EU countries feel housing bubble


The housing bubble and unsound mortgage prices that have plagued the United States have apparently “spread” to Europe, especially Spain and Germany. Overbuild luxury units stay on the market and fall in price in Madrid, according to Anthony Faiola, in “Economic Malaise Threatens to Undermine European Unity” on the front page of The Washington Post this morning, Aug. 12, link here.

When I stayed in Lisbon on the first night of my spring 2001 Europe trip, I saw a lot of tile-roof and colorful condo construction near my hotel about four miles east of the Lisbon harbor. The drivers said, “they’re getting a lot of money from the European Union to catch up.” I saw more on the bus trip to Fatima the next day.

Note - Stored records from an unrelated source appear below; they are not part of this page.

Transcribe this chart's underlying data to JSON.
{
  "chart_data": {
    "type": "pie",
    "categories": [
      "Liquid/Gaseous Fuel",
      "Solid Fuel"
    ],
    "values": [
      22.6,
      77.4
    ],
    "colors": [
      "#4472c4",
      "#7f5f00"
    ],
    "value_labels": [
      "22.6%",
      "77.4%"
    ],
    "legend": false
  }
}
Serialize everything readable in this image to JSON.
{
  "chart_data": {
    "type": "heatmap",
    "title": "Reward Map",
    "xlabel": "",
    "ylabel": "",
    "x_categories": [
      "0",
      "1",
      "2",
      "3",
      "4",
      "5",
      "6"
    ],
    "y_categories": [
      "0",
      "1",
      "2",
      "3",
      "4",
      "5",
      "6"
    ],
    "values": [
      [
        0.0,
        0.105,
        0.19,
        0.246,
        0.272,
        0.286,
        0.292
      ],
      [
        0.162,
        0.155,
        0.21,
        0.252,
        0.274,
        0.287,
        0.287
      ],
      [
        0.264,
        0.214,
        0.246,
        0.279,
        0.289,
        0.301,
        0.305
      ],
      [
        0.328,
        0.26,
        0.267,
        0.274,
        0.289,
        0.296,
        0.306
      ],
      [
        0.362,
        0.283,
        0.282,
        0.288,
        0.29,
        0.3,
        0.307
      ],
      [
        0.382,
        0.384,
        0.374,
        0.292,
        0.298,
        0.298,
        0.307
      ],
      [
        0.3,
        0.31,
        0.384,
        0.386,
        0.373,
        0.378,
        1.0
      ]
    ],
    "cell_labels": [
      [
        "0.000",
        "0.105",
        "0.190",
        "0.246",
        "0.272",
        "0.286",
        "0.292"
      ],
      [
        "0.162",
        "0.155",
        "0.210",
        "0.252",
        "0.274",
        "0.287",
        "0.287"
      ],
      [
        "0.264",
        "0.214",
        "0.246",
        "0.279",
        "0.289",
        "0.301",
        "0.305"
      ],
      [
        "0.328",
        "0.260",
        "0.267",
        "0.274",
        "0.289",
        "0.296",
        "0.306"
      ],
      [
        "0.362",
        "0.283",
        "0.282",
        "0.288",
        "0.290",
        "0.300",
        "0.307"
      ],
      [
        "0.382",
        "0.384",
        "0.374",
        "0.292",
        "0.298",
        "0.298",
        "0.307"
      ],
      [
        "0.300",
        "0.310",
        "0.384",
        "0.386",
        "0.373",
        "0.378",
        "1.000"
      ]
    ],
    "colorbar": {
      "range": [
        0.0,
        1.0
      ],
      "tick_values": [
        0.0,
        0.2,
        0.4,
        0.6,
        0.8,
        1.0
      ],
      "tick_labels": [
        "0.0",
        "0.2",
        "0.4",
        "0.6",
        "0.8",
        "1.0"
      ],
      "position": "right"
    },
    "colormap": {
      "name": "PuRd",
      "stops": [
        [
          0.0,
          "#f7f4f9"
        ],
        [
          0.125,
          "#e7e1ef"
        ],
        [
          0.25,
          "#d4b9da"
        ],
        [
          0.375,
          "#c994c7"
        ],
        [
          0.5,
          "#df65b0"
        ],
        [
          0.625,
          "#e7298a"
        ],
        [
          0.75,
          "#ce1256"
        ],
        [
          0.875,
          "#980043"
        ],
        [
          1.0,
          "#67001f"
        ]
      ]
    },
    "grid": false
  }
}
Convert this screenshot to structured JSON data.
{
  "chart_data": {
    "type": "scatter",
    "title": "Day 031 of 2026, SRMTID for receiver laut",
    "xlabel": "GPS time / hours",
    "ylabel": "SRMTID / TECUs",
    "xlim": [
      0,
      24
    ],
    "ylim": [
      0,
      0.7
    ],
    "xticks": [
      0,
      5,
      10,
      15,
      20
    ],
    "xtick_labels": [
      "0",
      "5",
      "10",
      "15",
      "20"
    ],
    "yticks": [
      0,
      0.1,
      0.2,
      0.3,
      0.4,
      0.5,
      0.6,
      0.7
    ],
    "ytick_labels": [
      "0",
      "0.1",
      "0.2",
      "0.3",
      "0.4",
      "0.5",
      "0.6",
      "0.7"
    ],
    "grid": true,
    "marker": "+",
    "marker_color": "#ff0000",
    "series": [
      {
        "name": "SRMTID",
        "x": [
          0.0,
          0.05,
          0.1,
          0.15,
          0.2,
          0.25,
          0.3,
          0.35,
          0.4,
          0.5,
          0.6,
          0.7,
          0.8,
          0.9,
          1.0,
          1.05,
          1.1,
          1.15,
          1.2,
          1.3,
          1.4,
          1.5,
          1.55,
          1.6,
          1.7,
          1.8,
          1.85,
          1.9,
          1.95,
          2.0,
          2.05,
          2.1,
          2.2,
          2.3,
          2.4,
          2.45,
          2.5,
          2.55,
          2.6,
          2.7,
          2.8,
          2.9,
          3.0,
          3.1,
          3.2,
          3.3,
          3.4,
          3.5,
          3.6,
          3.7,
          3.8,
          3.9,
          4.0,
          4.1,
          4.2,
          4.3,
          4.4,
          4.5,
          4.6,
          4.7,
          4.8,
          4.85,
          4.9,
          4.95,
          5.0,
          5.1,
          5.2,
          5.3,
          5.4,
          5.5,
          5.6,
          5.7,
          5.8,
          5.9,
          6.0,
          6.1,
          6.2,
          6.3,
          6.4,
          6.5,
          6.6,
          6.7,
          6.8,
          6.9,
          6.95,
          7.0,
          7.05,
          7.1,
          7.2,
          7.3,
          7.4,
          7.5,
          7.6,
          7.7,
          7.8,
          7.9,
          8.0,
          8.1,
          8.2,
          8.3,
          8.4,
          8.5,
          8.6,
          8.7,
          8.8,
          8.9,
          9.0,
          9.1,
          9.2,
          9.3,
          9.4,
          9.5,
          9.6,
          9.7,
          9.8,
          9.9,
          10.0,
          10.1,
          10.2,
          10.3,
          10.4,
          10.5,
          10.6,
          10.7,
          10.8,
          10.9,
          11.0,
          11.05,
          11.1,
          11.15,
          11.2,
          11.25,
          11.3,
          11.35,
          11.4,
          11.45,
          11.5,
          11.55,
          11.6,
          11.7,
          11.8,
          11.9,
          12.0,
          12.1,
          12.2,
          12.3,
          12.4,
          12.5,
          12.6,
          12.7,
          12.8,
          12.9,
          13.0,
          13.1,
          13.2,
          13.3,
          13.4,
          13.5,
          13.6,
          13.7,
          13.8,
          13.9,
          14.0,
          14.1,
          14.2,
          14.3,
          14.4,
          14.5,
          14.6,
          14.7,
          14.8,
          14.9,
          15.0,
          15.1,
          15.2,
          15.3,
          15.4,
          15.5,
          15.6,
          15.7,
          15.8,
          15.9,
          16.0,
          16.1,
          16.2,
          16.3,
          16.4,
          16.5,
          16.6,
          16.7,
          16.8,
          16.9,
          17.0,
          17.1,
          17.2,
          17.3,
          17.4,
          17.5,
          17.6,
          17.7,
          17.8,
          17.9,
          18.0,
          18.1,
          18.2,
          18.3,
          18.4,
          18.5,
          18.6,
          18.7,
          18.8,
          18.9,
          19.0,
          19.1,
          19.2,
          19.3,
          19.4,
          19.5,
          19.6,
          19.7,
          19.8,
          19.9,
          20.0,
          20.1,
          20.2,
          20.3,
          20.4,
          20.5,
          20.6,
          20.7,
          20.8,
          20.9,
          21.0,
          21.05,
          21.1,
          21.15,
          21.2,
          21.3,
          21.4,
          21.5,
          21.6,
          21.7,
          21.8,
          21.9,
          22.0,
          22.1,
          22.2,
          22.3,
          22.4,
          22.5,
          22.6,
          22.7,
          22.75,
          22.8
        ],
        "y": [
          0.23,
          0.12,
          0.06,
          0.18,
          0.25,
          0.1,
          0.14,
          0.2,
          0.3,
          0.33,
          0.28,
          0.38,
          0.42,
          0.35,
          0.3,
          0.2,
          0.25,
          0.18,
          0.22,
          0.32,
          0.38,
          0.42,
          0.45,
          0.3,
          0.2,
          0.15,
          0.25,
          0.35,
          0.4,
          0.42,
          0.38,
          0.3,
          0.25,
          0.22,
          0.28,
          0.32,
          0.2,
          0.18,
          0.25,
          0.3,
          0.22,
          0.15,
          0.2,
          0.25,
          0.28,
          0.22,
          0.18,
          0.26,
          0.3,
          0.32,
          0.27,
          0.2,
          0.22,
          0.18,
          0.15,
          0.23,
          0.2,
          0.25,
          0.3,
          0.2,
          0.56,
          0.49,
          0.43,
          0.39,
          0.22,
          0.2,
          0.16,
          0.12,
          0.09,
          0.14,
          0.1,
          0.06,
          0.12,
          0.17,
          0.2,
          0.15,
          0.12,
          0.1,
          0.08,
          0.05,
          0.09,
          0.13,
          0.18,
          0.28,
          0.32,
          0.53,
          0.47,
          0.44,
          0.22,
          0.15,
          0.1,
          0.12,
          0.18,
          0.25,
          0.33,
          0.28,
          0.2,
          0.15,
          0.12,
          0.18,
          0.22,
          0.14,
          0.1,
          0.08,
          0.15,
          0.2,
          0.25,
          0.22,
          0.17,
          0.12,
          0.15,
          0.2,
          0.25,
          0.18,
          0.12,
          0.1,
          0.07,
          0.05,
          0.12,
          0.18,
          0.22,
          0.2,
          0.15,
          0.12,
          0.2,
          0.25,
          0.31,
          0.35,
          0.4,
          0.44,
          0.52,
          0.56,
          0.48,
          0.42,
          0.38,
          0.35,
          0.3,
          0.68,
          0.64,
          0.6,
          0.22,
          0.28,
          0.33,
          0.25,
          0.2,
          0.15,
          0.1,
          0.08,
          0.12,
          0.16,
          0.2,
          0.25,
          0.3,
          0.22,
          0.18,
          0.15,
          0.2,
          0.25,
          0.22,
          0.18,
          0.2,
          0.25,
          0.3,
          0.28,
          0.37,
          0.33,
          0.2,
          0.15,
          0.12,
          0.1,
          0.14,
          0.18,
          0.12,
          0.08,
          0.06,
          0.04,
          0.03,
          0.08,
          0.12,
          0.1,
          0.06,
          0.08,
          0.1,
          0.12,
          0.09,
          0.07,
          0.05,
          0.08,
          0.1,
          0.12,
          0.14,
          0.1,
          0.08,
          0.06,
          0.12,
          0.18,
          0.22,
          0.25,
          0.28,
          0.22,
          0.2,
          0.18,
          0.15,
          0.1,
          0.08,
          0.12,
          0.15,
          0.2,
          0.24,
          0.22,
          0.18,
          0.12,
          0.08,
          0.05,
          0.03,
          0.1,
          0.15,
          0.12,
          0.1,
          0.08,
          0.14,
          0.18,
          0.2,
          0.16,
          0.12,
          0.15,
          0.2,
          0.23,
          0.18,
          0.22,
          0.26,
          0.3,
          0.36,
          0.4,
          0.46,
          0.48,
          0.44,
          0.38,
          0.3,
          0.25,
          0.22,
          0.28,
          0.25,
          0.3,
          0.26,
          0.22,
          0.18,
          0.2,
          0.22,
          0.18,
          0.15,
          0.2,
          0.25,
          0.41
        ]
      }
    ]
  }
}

I noticed luxury homes everywhere in the Basque city of San Sebastian, Spain, most of all, along the canal leading from the famous circular beach.

The increasing problems with European housing might help the US dollar recover a bit and help hold down oil prices.

Today, in a financial meeting, I asked how banks could have been so reckless five years ago with poor loans. There was a reaction that negated any personal responsibility. Your competitors do it, so you have to. Nobody saw the bubble coming. Values would go up forever.

But they never do. There are only so many blocks to build a pyramid with. Otherwise, it’s called “get something for nothing.” Then it’s immoral.